10. Disguised as browser access
Some websites resent the crawler's visit, so the crawler refuses to request
This time we need to disguise as a browser, which can be done by modifying the header in the HTTP packet

# ...    headers = {      ' user-agent ': ' mozilla/5.0 (Windows; U Windows NT 6.1; En-us; rv:1.9.1.6) gecko/20091201 firefox/3.5.6 '  }  req = Urllib2. Request (      url = ' http://secure.verycd.com/signin/*/http://www.verycd.com/',      data = postdata,      headers = Headers  )  # ...

11. Dealing with "anti-hotlinking"
Some sites have so-called anti-hotlinking settings, in fact, it is very simple,


is to check that you sent the request to the header inside, Referer site is not his own,

So we just need to change the headers referer to the site, take Cnbeta as an example:

#...headers = {    ' Referer ': ' Http://www.cnbeta.com/articles '}# ...


Headers is a DICT data structure, you can put in any desired header, to do some camouflage.

For example, some websites like to read the x-forwarded-for in the header to see people's real IP, you can directly change the x-forwarde-for.

The above is [Python] web crawler (v): Urllib2 of the use of details and grasp the content of the station skills, more relevant content please pay attention to topic.alibabacloud.com (www.php.cn)!

  • Related Article

    Contact Us

    The content source of this page is from Internet, which doesn't represent Alibaba Cloud's opinion; products and services mentioned on that page don't have any relationship with Alibaba Cloud. If the content of the page makes you feel confusing, please write us an email, we will handle the problem within 5 days after receiving your email.

    If you find any instances of plagiarism from the community, please send an email to: info-contact@alibabacloud.com and provide relevant evidence.
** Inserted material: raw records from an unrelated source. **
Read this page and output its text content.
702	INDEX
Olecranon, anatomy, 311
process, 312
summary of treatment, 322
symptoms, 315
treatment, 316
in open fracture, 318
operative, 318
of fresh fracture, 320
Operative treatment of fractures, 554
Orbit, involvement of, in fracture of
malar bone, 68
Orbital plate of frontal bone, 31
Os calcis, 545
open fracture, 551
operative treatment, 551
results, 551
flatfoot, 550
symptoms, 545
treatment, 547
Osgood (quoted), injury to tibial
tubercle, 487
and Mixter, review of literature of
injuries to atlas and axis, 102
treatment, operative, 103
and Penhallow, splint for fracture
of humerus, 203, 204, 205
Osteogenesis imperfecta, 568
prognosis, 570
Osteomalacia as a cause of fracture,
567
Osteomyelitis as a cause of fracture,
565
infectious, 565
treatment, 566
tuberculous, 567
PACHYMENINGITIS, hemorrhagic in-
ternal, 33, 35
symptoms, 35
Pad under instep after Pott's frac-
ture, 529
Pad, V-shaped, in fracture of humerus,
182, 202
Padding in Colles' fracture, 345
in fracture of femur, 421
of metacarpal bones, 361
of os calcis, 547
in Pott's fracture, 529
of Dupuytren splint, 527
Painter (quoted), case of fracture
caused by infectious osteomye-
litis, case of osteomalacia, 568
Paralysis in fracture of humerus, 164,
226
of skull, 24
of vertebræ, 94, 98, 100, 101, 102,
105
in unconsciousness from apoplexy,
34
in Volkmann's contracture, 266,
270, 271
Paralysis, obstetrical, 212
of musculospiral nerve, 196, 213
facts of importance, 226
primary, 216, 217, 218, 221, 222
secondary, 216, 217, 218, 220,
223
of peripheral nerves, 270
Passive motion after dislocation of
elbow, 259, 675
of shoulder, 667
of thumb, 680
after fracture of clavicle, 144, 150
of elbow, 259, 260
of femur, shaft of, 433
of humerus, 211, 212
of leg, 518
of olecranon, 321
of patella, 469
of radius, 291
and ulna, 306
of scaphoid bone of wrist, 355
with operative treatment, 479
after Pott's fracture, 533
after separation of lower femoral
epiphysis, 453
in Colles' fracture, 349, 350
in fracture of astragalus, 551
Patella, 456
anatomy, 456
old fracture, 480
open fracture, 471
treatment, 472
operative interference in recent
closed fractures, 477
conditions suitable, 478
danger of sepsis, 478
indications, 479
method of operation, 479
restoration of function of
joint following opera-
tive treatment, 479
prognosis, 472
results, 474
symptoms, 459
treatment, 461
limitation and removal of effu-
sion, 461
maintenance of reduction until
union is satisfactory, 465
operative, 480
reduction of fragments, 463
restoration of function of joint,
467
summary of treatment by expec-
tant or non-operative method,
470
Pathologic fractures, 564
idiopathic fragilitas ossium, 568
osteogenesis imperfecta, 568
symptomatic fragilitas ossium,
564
A staff member will contact you within 5 working days.

    A Free Trial That Lets You Build Big!

    Start building with 50+ products and up to 12 months usage for Elastic Compute Service

    • Sales Support

      1 on 1 presale consultation

    • After-Sales Support

      24/7 Technical Support 6 Free Tickets per Quarter Faster Response

    • Alibaba Cloud offers highly flexible support services tailored to meet your exact needs.